Daniel Doumbe Eyango, un homme que les moins de 20 ans auront très peu connu. Né le 24 avril d´une année marquée dans l´histoire de l´humanité (1914), ce fils de Bonéjang (Akwa) fait ses premières cordes musicales au violon. C´est dans un grand cabaret de Douala qu´il fait ses dents dans la musique, avant d´être rattrapé par l´encadrement chrétien de sa famille. Dès lors, il mettra son talent au service de l´église du Centenaire d´Akwa, à laquelle il appartient. Daniel Doumbe Eyango, compositeur de talent - de génie même dit-on- devient vite un bâtisseur dans la tendance Gospel, en fondant tour à tour la première fédération des chorales mixtes du Cameroun (M.E.Y), l´orchestre classique " Dany-Boy´s ", ou encore le petit conservatoire Sona - Club en 1980.
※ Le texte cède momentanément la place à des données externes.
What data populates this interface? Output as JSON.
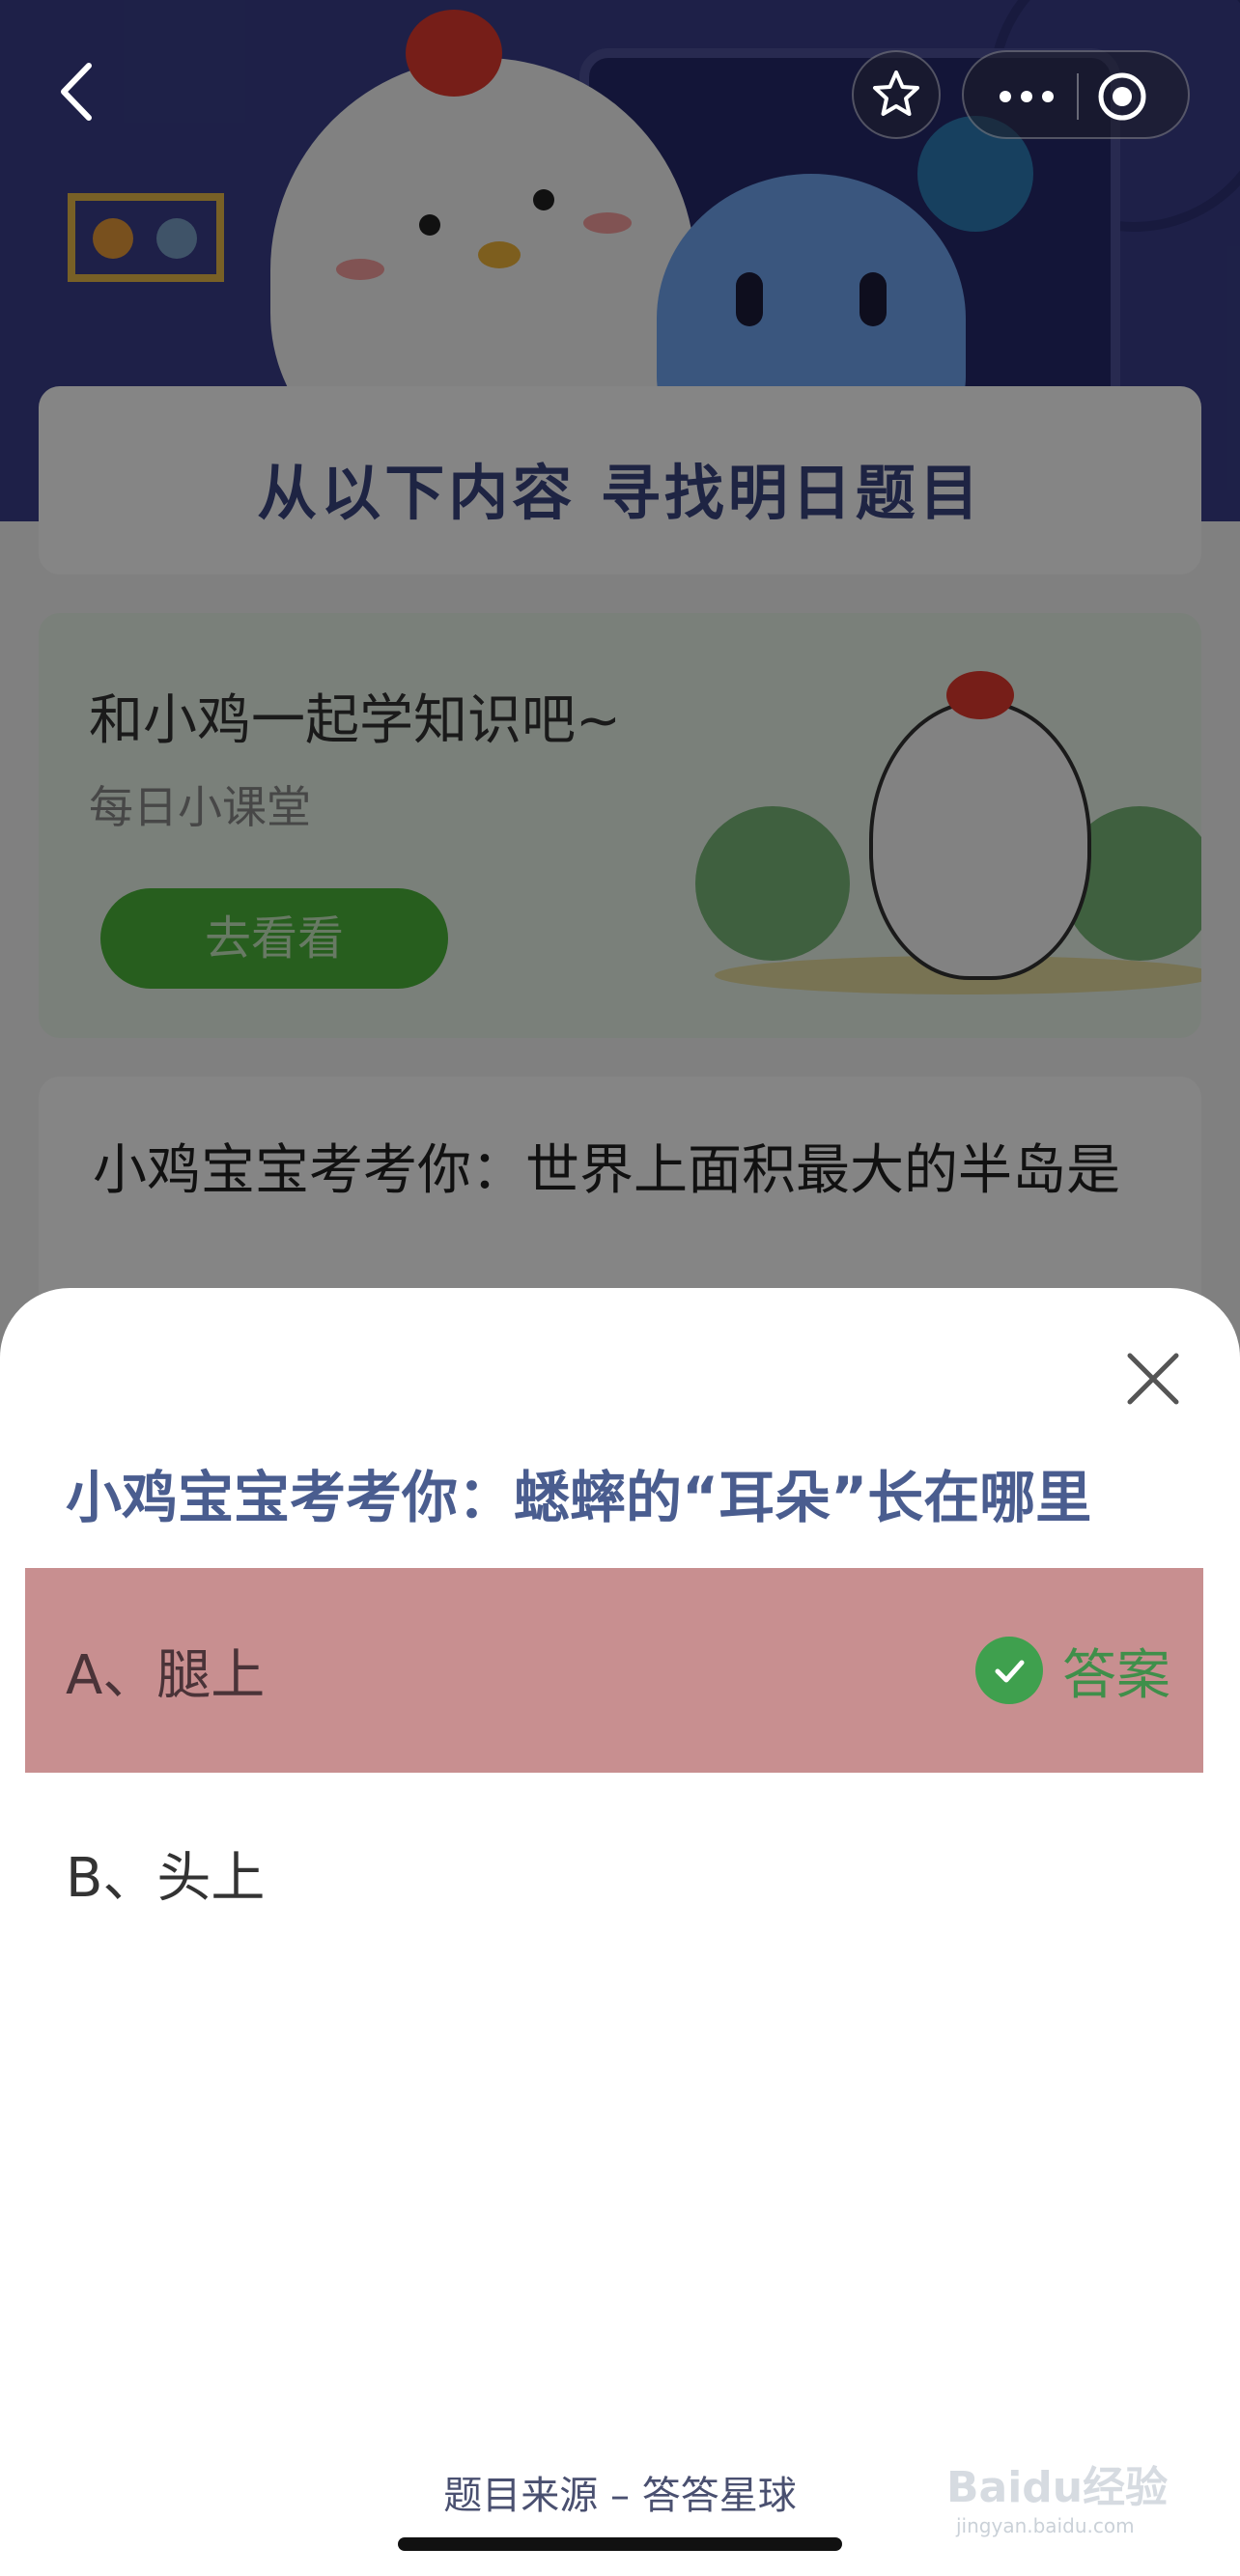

L´originalité de l´artiste s´affirme par son souci de se démarquer des airs occidentaux d´autres grands maîtres de musique comme Mozart, Bach ou Mendelson, et de créer des mélodies proprement inspirées des réalités du terroir. Illustration dans quelques-unes de ses oeuvres les plus célèbres comme Africa, Bepuma ba mudi, etc. Au gré des affectations et des rencontres, le Grand maître Doumbe Eyango participe à de nombreux projets et compose plusieurs oeuvres d´envergure. En 2002, on croit la fin artistique de l´homme arrivée. Suite au décès de son épouse Elise, l´affliction est totale. Daniel Doumbe semble en manque de repères, mais surtout de cette passion de travailler qui l´ a toujours animé. Mais après avoir surmonté la douleur, il va dédier à son épouse défunte sa dernière grande oeuvre. L´une des plus
belles : " Maman ".
De l´homme, beaucoup retiendront son perfectionnisme. Un sens élevé du détail, de la rigueur et de la méticulosité dans le travail. Mais aussi une très grande élégance et un goût prononcé pour la vie, qu´il mordit à pleines dents tant qu´il en eut l´énergie. Il laissera derrière lui dix enfants. Et surtout, un héritage musical inestimable, consigné dans de précieux documents.